Hi. Well, I'm not a pro or anything like that. Actually, our team just had it's first puppet performance two weeks ago. I started it at my church. I saw a girl using one with the children about six years ago...just the look on their faces had me hooked! I went to you tube and found out how to make a simple one, then joined here after some searching on the net. I searched around and found some patterns and started making my own. I now have a pretty good collection. I watched a LOT of you tube puppet performances to learn how to use a puppet. And, of course, I came here and read a lot of posts. Now we have a team and are doing shows. They are not perfect, but the kids think they are! :)Good luck!
cruppetman
« Reply #11 on: April 07, 2012, 01:55:13 pm »
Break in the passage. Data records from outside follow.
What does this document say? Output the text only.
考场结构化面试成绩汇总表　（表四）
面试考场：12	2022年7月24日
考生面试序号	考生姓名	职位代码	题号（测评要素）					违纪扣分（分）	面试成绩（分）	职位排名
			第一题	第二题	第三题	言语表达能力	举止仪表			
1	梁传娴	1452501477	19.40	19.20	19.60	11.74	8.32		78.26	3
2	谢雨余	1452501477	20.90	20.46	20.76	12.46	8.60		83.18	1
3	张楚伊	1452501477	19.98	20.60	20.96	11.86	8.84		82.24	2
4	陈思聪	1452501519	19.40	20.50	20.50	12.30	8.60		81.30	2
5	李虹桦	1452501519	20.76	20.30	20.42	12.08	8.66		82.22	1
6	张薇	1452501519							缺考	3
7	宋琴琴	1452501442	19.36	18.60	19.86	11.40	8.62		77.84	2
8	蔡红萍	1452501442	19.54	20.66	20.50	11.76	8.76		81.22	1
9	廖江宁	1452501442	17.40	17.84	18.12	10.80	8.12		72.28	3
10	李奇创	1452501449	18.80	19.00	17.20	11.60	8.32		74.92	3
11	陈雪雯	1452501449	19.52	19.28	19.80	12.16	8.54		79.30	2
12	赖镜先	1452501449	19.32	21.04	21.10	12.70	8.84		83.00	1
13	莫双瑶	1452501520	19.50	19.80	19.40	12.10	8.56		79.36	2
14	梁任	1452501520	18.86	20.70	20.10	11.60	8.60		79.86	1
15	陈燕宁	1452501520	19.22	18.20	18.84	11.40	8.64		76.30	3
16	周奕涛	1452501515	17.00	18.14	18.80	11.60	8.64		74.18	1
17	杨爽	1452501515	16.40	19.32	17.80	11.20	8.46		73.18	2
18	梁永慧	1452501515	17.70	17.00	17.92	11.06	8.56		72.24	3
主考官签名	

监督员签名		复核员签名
I guess something inside me always knew I would be involved with puppets. I would buy books on puppetry and had never held a puppet. When my church decided to start a puppet ministry, I signed up and started from scratch. I became the creative director, coming up with ideas for songs. I also began building some of the puppets we needed and eventually took over as director. Continued this for about 15 years, until we left that church and moved to a new one. Too old and tired to start a new puppet ministry, but still build a few puppets. My avatar is a clogging chicken I made as a group of five.
VampireWombat
« Reply #12 on: April 07, 2012, 05:10:12 pm »

I grew up with puppets as a kid, but never knew how to actually use them. After my dad had his first stroke, he wanted to do something for the Cup of Cold Water booth at the fair. So I started learning how to properly use puppets and how to make my own. Unfortunately they weren't interested in the help after all. But I did co-found the (failed) Saturday Night Puppet Block on Blogtv and did a live show of my own for awhile.
squirrely
« Reply #13 on: April 07, 2012, 09:19:03 pm »

Thank you, Pockets, Nynah, Cruppetman, and VampireWombat for your background life stories.  These are helping me picking up my puppets I've created and making them talk.  And wanting me to make my future theater if I can!  I will too.  Thanks.  Smiley
DrPuppet
« Reply #14 on: September 03, 2013, 06:39:35 am »

Well for me I started as a builder i wanted to build for Henson. I had all these puppets i made but no way to show how they worked. So I got on camera showing how they moved and performed and sent lots of photos. Henson would then send a letter back giving me advice on my performance but nothing on my builds of the puppets. I was confused but continued this for a few years each time they always responded to me as a puppeteer. I eventually really liked being a puppeteer and when i did get to work for them it was as a puppeteer. I did hang out in the workshop on set quite a bit too though! They don't do this anymore I'm not sure why but I heard it was because people took the letters not as constructive criticism but insulting. Its just what i heard not sure if that's the real reason. Pity they really helped me.